History of the Peloponnesian War

Thucydides

Thucydides. The English works of Thomas Hobbes of Malmesbury. Hobbes, Thomas. translator. London: John Bohn, 1843.

And already they had their meetings apart and did cast aspersions on the government, and had for their ringleaders some of the heads of the oligarchicals and such as bare office amongst them, as Theramenes, the son of Agnon, and Aristocrates, the son of Scellius, and others, who though they were partakers with the foremost in the affairs of state, yet feared, as they said, Alcibiades and the army at Samos; and joined in the sending of ambassadors to Lacedaemon, because they were loth, by singling themselves from the greater number, to hurt the state, not that they dismissed the state into the hands of a very few, but said that The Five Thousand ought in fact to be assigned, and not in voice only, and the government to be reduced to a greater equality.

And this was indeed the form pretended in words by The Four Hundred. But the most of them, through private ambition, fell upon that by which an oligarchy made out of a democracy is chiefly overthrown. For at once they claimed every one not to be equal but to be far the chief. Whereas in a democracy, when election is made, because a man is not overcome by his equals, he can better brook it.

But the great power of Alcibiades at Samos and the opinion they had that the oligarchy was not like to last was it that most evidently encouraged them; and thereupon they every one contended who should most eminently become the patron of the people.

But those of The Four Hundred that were most opposite to such a form of government, and the principal of them, both Phrynichus, who had been general at Samos and was ever since at difference with Alcibiades, and Aristarchus, a man that had been an adversary to the people both in the greatest manner and for the longest time, and Pisander and Antiphon, and others of the greatest power, not only formerly, as soon as they entered into authority and afterwards when the state at Samos revolted to the people, sent ambassadors to Lacedaemon and bestirred themselves for the oligarchy, and built a wall in the place called Eetioneia; but much more afterwards, when their ambassadors were come from Samos and that they saw not only the populars but also some others of their own party, thought trusty before, to be now changed.

And to Lacedaemon they sent Antiphon and Phrynichus with ten others with all possible speed, as fearing their adversaries both at home and at Samos, with commission to make a peace with the Lacedaemonians on any tolerable conditions whatsoever or howsoever; and in this time went on with the building of the wall in Eetioneia with greater diligence than before.

The scope they had in this wall, as it was given out by Theramenes, [the son of Agnon], was not so much to keep out those of Samos in case they should attempt by force to enter into Peiraeus as at their pleasure to be able to let in both the galleys and the land forces of the enemies.

For this Eetioneia is the pier of the Peiraeus, close unto which is the mouth of the haven. And therefore they built this wall so to another wall that was built before to the continent that a few men lying within it might command the entrance.
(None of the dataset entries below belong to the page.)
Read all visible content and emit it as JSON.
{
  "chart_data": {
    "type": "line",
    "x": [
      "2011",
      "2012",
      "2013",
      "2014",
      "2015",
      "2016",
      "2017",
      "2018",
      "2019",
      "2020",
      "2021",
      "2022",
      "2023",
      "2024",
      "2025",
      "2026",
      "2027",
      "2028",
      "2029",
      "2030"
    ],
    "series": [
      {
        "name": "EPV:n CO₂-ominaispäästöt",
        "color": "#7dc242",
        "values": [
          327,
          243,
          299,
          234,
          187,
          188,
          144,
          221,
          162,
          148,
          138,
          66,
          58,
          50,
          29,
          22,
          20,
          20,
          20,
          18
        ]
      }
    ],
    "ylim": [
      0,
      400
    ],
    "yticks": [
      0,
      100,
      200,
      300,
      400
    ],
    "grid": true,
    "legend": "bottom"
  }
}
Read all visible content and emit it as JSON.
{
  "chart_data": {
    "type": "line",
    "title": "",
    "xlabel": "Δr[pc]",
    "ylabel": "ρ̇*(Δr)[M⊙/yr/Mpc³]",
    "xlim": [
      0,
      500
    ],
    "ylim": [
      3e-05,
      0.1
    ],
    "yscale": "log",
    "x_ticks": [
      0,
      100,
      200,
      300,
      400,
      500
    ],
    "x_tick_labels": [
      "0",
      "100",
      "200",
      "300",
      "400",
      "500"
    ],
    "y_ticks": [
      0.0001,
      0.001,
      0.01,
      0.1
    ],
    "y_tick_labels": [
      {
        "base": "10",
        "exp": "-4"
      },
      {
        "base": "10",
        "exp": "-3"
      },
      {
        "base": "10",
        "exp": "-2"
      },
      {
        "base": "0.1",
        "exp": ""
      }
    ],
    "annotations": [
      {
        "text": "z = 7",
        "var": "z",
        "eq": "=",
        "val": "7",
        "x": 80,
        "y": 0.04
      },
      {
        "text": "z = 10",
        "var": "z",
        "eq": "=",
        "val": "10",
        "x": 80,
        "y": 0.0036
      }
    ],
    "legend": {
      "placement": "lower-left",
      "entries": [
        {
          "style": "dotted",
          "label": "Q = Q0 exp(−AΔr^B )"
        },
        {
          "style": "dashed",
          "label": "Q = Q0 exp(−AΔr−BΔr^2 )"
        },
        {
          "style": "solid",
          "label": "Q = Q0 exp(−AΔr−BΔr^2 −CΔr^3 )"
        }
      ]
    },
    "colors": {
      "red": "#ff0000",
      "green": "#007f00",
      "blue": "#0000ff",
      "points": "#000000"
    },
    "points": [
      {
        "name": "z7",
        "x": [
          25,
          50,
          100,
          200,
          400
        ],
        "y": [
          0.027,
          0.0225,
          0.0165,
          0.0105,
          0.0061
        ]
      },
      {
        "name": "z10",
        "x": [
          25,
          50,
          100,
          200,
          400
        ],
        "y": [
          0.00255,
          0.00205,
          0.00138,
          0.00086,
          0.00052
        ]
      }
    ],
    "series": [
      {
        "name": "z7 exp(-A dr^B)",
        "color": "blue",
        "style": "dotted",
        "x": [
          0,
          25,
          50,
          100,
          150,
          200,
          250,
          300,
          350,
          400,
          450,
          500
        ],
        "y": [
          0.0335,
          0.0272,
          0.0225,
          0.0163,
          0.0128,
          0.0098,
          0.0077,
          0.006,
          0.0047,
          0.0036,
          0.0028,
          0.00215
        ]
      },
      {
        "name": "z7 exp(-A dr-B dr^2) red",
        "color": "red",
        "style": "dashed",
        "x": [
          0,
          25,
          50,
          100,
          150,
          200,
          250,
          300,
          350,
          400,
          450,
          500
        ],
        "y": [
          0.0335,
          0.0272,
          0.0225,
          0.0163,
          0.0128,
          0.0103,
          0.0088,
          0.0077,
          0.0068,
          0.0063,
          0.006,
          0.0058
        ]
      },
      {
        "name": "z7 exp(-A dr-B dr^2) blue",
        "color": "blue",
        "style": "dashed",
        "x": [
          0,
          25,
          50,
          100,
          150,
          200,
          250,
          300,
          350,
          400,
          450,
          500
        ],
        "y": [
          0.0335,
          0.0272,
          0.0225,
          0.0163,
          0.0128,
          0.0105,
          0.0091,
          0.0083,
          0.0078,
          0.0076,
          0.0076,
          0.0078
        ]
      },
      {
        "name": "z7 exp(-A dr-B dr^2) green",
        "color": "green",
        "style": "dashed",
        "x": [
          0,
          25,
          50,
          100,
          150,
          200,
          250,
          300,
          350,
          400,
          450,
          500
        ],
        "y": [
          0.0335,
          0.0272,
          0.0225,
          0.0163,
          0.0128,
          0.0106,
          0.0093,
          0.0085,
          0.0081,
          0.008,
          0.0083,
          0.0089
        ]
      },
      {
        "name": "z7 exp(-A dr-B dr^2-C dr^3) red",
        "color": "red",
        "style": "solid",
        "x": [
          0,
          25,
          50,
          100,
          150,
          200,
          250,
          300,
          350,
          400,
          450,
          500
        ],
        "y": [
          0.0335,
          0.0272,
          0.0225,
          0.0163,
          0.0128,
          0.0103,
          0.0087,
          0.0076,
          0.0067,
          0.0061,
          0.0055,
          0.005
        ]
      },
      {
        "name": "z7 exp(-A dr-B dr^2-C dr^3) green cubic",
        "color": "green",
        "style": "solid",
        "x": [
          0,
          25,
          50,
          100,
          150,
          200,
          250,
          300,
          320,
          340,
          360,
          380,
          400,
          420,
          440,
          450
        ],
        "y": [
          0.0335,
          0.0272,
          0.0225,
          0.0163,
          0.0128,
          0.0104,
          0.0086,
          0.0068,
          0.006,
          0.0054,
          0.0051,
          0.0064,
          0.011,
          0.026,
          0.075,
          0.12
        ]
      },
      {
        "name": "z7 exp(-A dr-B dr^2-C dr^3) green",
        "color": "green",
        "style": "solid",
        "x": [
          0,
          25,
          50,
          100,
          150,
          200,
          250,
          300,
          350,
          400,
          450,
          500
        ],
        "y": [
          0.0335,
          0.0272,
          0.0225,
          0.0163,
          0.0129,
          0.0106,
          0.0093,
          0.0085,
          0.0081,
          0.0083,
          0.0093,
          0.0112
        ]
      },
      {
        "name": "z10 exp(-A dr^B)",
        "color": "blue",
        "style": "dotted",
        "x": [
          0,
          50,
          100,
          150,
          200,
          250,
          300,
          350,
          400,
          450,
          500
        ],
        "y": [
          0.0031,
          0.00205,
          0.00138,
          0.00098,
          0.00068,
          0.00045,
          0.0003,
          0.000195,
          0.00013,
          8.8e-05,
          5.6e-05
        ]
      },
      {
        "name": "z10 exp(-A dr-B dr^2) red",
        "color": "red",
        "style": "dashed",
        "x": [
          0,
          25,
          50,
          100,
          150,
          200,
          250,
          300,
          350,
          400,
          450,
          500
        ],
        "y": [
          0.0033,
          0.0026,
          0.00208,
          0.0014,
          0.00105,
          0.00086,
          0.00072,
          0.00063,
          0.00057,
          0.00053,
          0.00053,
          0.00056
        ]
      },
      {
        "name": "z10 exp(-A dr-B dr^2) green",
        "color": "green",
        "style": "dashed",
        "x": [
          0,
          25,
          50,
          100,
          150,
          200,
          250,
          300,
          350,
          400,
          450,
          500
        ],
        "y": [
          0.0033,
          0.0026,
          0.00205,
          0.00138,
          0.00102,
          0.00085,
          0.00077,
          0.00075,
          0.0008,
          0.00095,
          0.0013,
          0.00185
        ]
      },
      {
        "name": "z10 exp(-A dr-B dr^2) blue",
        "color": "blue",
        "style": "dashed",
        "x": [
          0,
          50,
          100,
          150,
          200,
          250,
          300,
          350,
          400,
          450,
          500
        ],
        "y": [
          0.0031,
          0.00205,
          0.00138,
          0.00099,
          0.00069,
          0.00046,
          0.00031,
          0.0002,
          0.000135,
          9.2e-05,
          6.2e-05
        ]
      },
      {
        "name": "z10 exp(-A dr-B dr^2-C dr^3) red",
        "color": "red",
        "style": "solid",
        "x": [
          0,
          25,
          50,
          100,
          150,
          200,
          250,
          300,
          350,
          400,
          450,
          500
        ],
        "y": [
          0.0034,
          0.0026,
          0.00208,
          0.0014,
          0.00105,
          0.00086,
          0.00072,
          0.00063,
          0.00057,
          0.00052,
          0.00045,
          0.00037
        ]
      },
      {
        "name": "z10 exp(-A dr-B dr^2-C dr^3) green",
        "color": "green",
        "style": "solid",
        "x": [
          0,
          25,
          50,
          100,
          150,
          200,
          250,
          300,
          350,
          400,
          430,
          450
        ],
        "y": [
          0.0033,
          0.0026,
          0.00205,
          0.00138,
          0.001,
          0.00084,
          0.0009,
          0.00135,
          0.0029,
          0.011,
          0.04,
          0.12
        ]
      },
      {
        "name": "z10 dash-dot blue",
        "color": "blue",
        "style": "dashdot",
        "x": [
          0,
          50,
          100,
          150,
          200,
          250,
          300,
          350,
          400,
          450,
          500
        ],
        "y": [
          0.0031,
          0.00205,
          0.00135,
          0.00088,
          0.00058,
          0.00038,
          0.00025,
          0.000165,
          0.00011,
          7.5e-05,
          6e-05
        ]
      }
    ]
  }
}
For the end of each wall was brought to the tower upon the [very] mouth of the haven, as well of the old wall towards the continent as of the new which was built within it to the water.

They built also an open ground-gallery, an exceeding great one and close to their new wall within Peiraeus, and were masters of it, and constrained all men as well to bring thither their corn which they had already come in, as to unload there whatsoever should come in afterward, and to take and sell it from thence.

These things Theramenes murmured at long before; and when the ambassadors returned from Lacedaemon without compounding for them all in general, he gave out that this wall would endanger the undoing of the city.

For at this very instant there happened to be riding on the coast of Laconia fortytwo galleys, amongst which were some of Tarentum, some of Locri, some Italians, and some Sicilians, set out from Peloponnesus at the instance of the Euboeans, bound for Euboea and commanded by Hegesandridas, the son of Hegesander, a Spartan. And these Theramenes said were coming not so much towards Euboea as towards those that fortified in Eetioneia, and that if they were not looked to, they would surprise the city.

Now some matter might indeed be gathered also from those that were accused, so that it was not a mere slander. For their principal design was to retain the oligarchy with dominion over their confederates; but if they failed of that, yet being masters of the galleys and of the fortification, to have subsisted free themselves; if barred of that, then rather than to be the only men to suffer death under the restored democracy, to let in the enemy; and without either navy or fortification to have let what would have become of the city and to have compounded for the safety of their own persons.